The Somerset Construction officials were impressed, and Yates and Aquatherm conducted an initial factory-training session at the Krick shop for approximately 30 installers followed by an onsite follow-up training for the remainder of the Arbors crew.
"The onsite training replicated a field experience. The installers were able to put pipe up and see it work. Some experienced trouble the first few times, but on average, they emerged knowing they could handle the situation. We had very little problem with the installation," Grier adds.
Krick made a sizeable investment in the Aquatherm fusionwelding equipment, purchasing several handheld welding irons and jigs (used for up to 4-inch) and butt fusion units (for up to 6-inch connections), and utilized at least a half-dozen crews running at all times.
Initially Hesitant Crews Won Over
The Krick crew was a bit apprehensive of fusing PP-R at first. "But once they went through the training and got out in the field, they'll tell you now they'd rather use that than anything else," says Grier. "This job was supposed to be an 18-month job but was completed in 12 months, so they really accelerated the job. A few old timers still gripe but, as a whole, the average guy embraced its use." Grier adds that the crews made superb time with the 2-inch and smaller fusion connections, although the larger sizes were a little slower, "As the guys learned how to make the jig work faster, the production picked up."

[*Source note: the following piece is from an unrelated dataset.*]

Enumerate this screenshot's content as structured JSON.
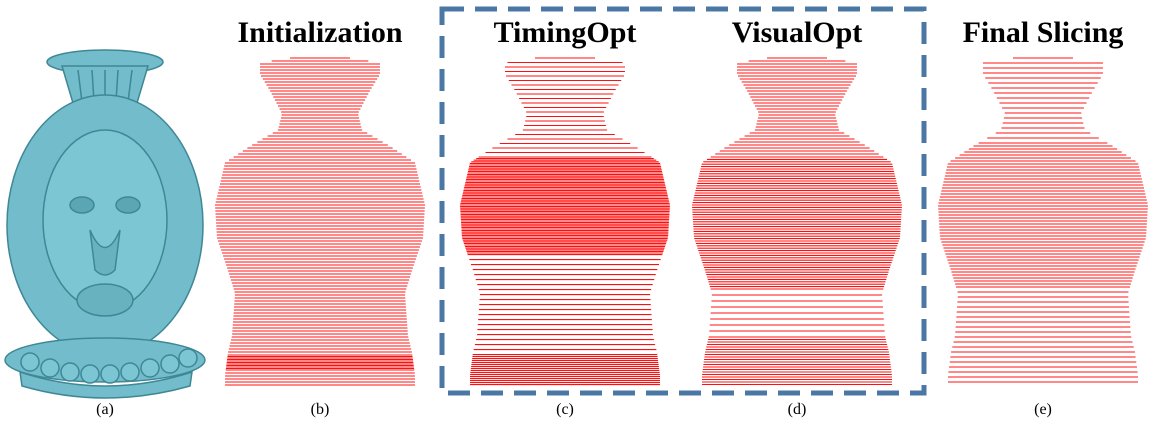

Making connections at the 10-12 foot ceiling meant that the installers did a portion of the prefabrication on the ground and at the shop. They also created a platform to place the welding jig and managed to create other efficiencies.
"With Aquatherm, the more you can complete on the ground, the more efficient the job becomes. We would place 50-60 foot lengths of various sizes of Aquatherm with four sets of mains (2-inch to 3-inch supply return and hot and chilled supply lines) using a high jack lift, which allowed us to lift it up and place it in the rack with the connections ready to roll. The result was dramatically increased production," Grier says.
He recounted that if they had tried doing that with steel, they would have had to use a forklift instead of standard high jack lifts. With 6-inch pipe sizes they did the same thing, but put the Aquatherm up in 20-foot sections.
Aquatherm Greenpipe was used for all the domestic water, with the hot water version featuring a faser-composite layer to reduce thermal expansion. Climatherm, which is designed specifically for HVAC applications, was used for the hot and chilled water lines. The optional faser layer allows the pipe to reduce thermal expansion by up to 75 percent compared to other plastics, and withstand constant temperatures up to 180 F at 100 psi.
While Aquatherm was used throughout most of the domestic and HVAC systems, including the mains, laterals and risers, the main mechanical room was done in steel per the owner's specifications, and CPVC was used for the .5-inch water supply in the apartments.
Grier said ownership liked the fact that if the PP-R were to catch fire, it would produce no toxins—just vapor—and that thieves were unlikely to steal PP-R pipe, as copper theft from jobsites is a common occurrence nationwide.
Additionally, the installation of Aquatherm realized labor time savings, Grier says. "With this being our first job, we did not see significant savings because of the learning curve. But, we do visualize labor savings in the future now that my workers are comfortable with the material and familiar with it."
In fact, Krick is now installing 12-inch Aquatherm on another large project, and Somerset is looking to use the product on a similar project.